Lunch Wednesday was forgettable, our hosts talked me out the spicy noodles ("too spicy!") for noodles in a bland black gummy mushroom and roasted onion sauce. My Swiss colleague and I ate the slippery noodles with metal chopsticks, a feat that brought the waitress running with two forks. We persevered however, bearing the badge of honor: noodle-splash black stains on our dress shirts. Lunch Thursday was much better, a traditional mixture of hot sticky rice over unidentified crunchy vegetables garnished with lots of red chili paste; three types of kimchi available along with pickled sear-your-tongue peppers (I volunteered unbidden, then kept a stiff upper lip) and spicy tofu. All in a throwback ancient Korean wood-timber and red clay hut, no less.

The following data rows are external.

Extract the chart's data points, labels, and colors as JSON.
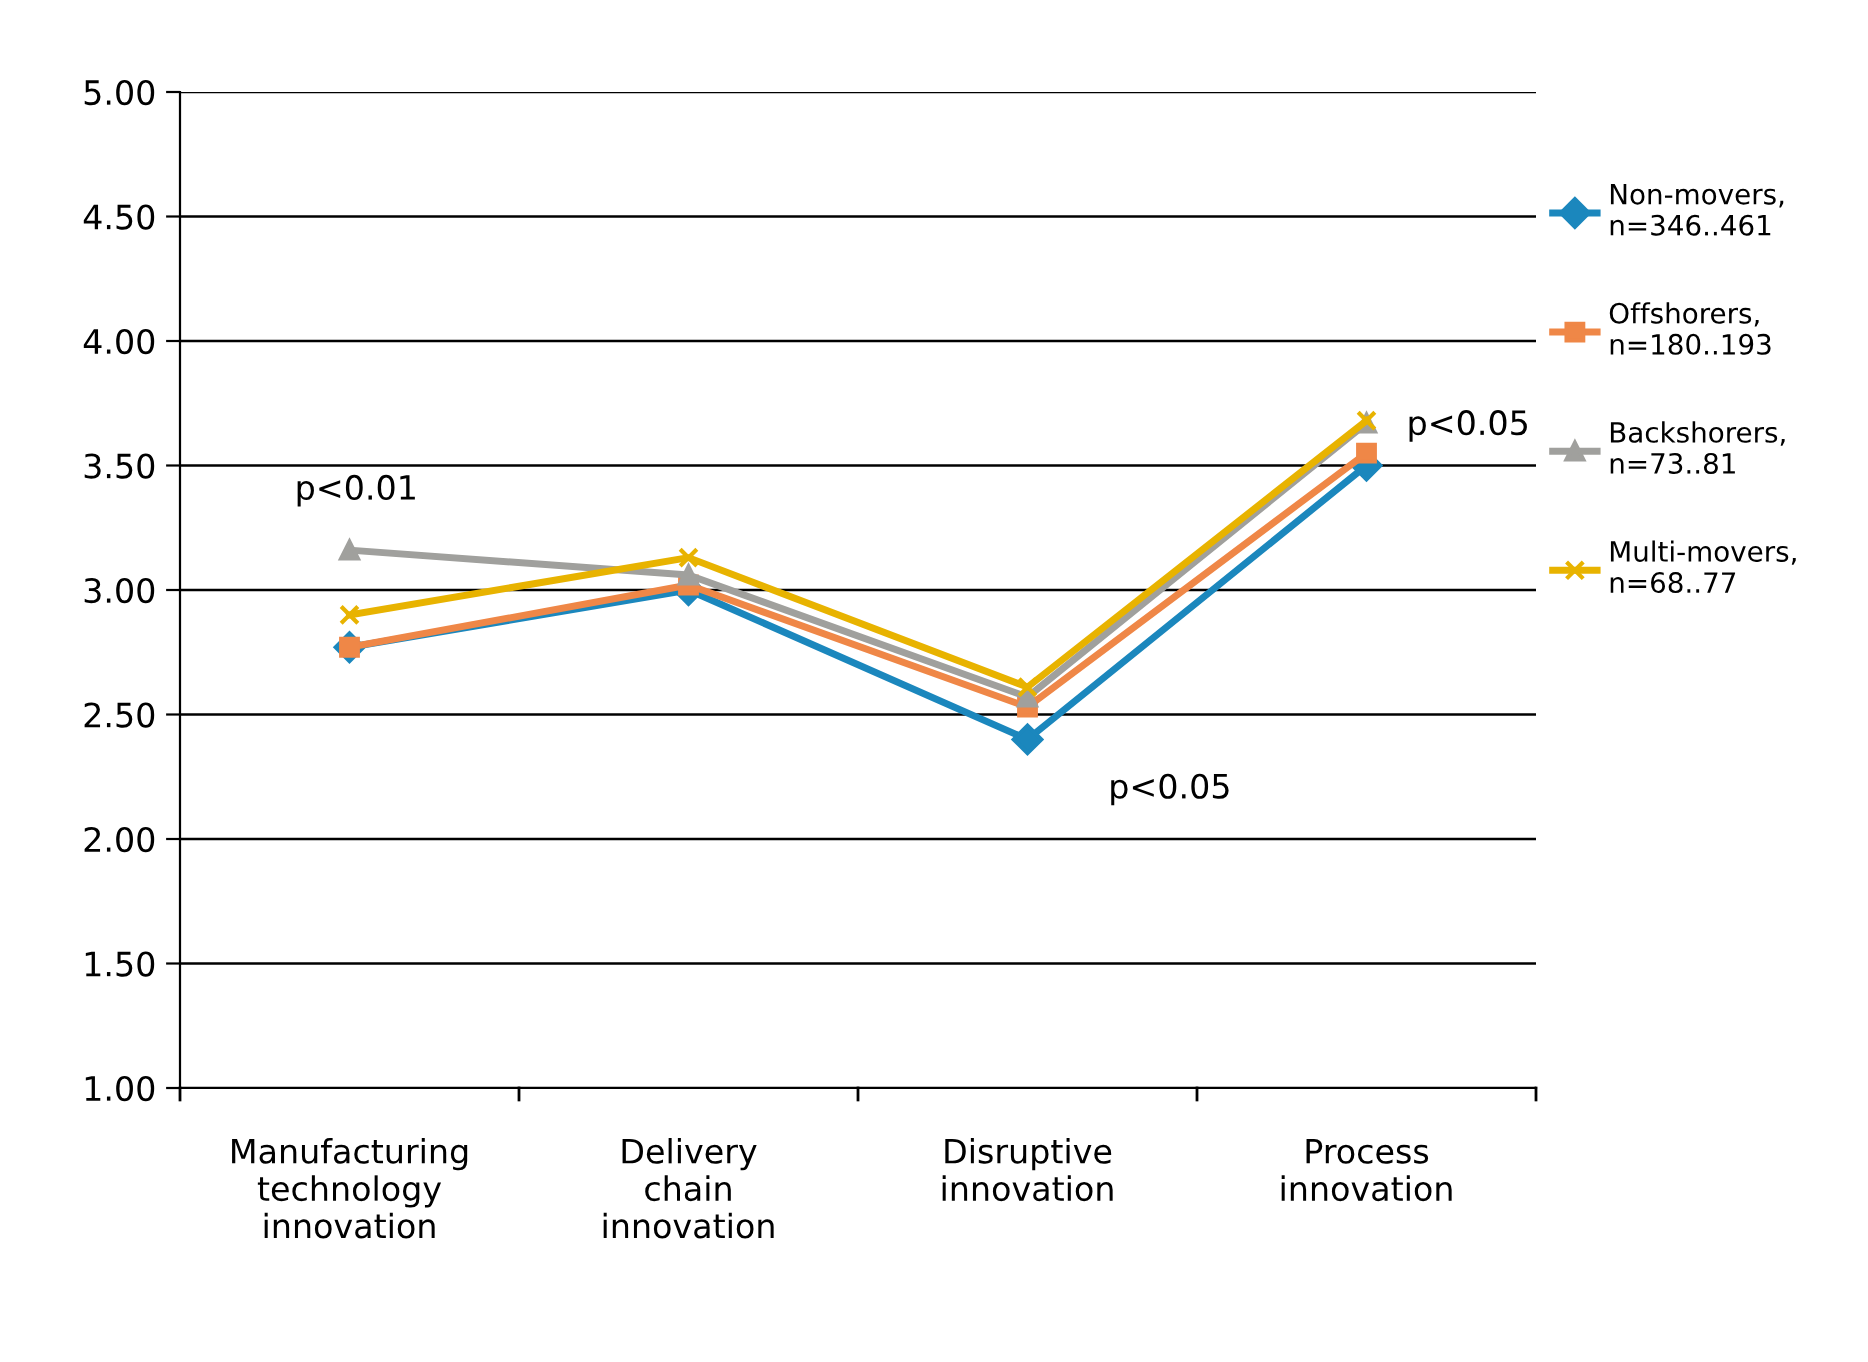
{
  "chart_data": {
    "type": "line",
    "categories": [
      "Manufacturing\ntechnology\ninnovation",
      "Delivery\nchain\ninnovation",
      "Disruptive\ninnovation",
      "Process\ninnovation"
    ],
    "series": [
      {
        "name": "Non-movers,\nn=346..461",
        "color": "#1b87bd",
        "marker": "diamond",
        "values": [
          2.77,
          3.0,
          2.4,
          3.5
        ]
      },
      {
        "name": "Offshorers,\nn=180..193",
        "color": "#ef8747",
        "marker": "square",
        "values": [
          2.77,
          3.02,
          2.53,
          3.55
        ]
      },
      {
        "name": "Backshorers,\nn=73..81",
        "color": "#a0a09d",
        "marker": "triangle",
        "values": [
          3.16,
          3.06,
          2.57,
          3.67
        ]
      },
      {
        "name": "Multi-movers,\nn=68..77",
        "color": "#e8b300",
        "marker": "cross",
        "values": [
          2.9,
          3.13,
          2.61,
          3.68
        ]
      }
    ],
    "ylim": [
      1.0,
      5.0
    ],
    "yticks": [
      {
        "value": 1.0,
        "label": "1.00"
      },
      {
        "value": 1.5,
        "label": "1.50"
      },
      {
        "value": 2.0,
        "label": "2.00"
      },
      {
        "value": 2.5,
        "label": "2.50"
      },
      {
        "value": 3.0,
        "label": "3.00"
      },
      {
        "value": 3.5,
        "label": "3.50"
      },
      {
        "value": 4.0,
        "label": "4.00"
      },
      {
        "value": 4.5,
        "label": "4.50"
      },
      {
        "value": 5.0,
        "label": "5.00"
      }
    ],
    "grid": "y",
    "legend": "right",
    "line_style": "solid",
    "annotations": [
      "p<0.01",
      "p<0.05",
      "p<0.05"
    ]
  }
}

I won't say I'm not looking forward to more cosmopolitan Singapore (my first visit) on Saturday, as waking up every morning with Godzilla breath and the garlic-and-chili burps wears thin fairly quickly (like in two days), but at least we enjoy a palate-cleansing Western-ish breakfast at the nearby truck stop cafeteria each morning. The nice waitress/cook emerges from the kitchen and says "Toast!" and we say "Egg!" and everybody smiles and it arrives: toast, fried egg, single slice of plastic-wrapped processed American cheese (insults the Swiss), dishwater coffee, some tangy juice conconction and a surprisingly tasty hot creamed rice porridge with corn. What, no müesli? All in all, Korea has been not stupendous and not terrible, almost exactly what I expected, which is why my fourth and final day Friday feels like a perfect fit.